Her research investigates episodes of coercion, including those that involve Taiwan, Tibet, and territorial disputes. She takes particular interest in the South China Sea, a body of water that has sparked conflicts among China, Malaysia, the Philippines, Vietnam, and others.

In a 2012 episode, Zhang reports that “China used bananas to advance its national security interests,” placing a quarantine on this fruit from the Philippines. “They wanted the Philippines to feel pain, and it worked, with the Philippines acquiescing to Chinese control of a block in the South China Sea.”

For Zhang, this case embodies the Chinese proverb, “You can kill a chicken to scare the monkey,” she says. The show of economic force against the Philippines scares Malaysia and Vietnam, and “sends a signal to the outside world, including the U.S,. that China is strong, and should not be messed with.”

Zhang views China’s use of timing, targets, and tools of coercion as “very rational and logical.” Her case studies demonstrate a clear pattern, she says. “China resorts to coercion when the credibility benefit is high and economic vulnerability cost is low, and refrains from military coercion when the geopolitical backlash cost is high.”

For her doctoral research, Zhang has assembled an extensive database of cases of Chinese coercion, built on interviews with Chinese officials and an examination of primary source documents in central and provincial government offices. For this kind of unique access, Zhang has leveraged her connections and deep knowledge of how government there works.

“Everything functions at a very personal level in China,” she says. “It’s who you know, even in academic work.”

What Zhang brings to this work is not just connections, but a singular vantage point, the result of studying her nation of origin, both up close and at a distance. She can scrutinize China’s actions in the world simultaneously as a foreigner and as an insider. In some ways, this is an ideal outcome for Zhang, who once imagined working for the diplomatic service.

“When I was 13, I read a biography of [former U.S. Secretary of State] Condoleeza Rice, and my dream job was to work in the foreign ministry,” she recalls. “But I was disillusioned after learning that girls were not welcome in the ministry, and I decided that studying international relations should be my goal.”

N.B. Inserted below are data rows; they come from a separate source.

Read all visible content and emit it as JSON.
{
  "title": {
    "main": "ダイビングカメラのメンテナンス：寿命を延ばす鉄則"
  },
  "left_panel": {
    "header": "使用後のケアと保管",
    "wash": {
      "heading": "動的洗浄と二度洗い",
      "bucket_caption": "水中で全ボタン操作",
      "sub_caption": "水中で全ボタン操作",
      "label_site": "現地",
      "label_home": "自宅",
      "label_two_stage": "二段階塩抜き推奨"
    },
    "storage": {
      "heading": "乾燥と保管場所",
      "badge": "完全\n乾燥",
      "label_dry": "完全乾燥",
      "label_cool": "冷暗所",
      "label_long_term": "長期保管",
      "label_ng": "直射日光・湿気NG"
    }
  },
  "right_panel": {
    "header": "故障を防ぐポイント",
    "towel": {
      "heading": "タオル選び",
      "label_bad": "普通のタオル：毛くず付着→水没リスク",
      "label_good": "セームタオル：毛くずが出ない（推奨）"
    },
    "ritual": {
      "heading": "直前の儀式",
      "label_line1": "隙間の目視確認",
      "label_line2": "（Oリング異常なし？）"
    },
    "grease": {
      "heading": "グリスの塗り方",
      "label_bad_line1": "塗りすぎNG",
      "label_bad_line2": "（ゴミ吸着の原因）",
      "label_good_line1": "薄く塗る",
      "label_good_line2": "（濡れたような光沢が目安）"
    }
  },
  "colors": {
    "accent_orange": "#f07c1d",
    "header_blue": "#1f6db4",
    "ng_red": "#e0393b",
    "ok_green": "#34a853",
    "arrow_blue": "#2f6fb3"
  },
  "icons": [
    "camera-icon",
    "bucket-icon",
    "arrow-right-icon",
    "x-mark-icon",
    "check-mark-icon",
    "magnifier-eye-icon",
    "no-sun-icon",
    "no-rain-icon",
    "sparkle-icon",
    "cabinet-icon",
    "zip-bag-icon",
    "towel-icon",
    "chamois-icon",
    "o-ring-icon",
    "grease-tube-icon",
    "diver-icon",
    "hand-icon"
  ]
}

After she realized she would have a better window on this subject outside of China, Zhang left Zheijiang University after two years and completed her undergraduate degree at the University of Wisconsin at Madison. There she acquired her first uncensored view of the world she had left, as well as an understanding of misconceptions Americans hold about China. She began to feel “broad interest — a real passion” for improving U.S.-China relations.

During a stint in Washington, at the Institute for Policy Studies, Zhang researched U.S. military posture in the Pacific, and met officials from the Department of Defense. “I got interested in the high politics of things,” she says. She was drawn to graduate school at MIT, with such Asia and security studies scholars as M. Taylor Fravel and Stephen Van Evera, spotting the opportunity to dig deep into the “intersections between international economics, diplomacy, and security.”

Zhang hopes her work will contribute not just to policy debate but to policy action. “Understanding the logic of China’s behavior on the current stage will help us make accurate predictions about what they will do, and anticipate important questions about war and peace,” she says.

When she is not researching or teaching about such weighty matters, Zhang runs 10K road races along the Charles River, and reads. “I like Jane Austen, as well as books about magical things, like Lord of the Rings and Harry Potter, who never dies,” she says. “These worlds are very far away from the worlds of gunpowder and nuclear arms that I live in every day.”

After she receives her degree this coming June, Zhang aims to find an academic position in which she can advance her current research, engage students as a teacher and mentor, and continue to draw on her unique perspectives as a Chinese citizen with a deep connection to the United States.  

“I can serve as a bridge between the two nations, someone who can be relevant and helpful both to the U.S. and China,” she says. “What I want to do is show each side that its picture of the other should be much more complicated and nuanced.”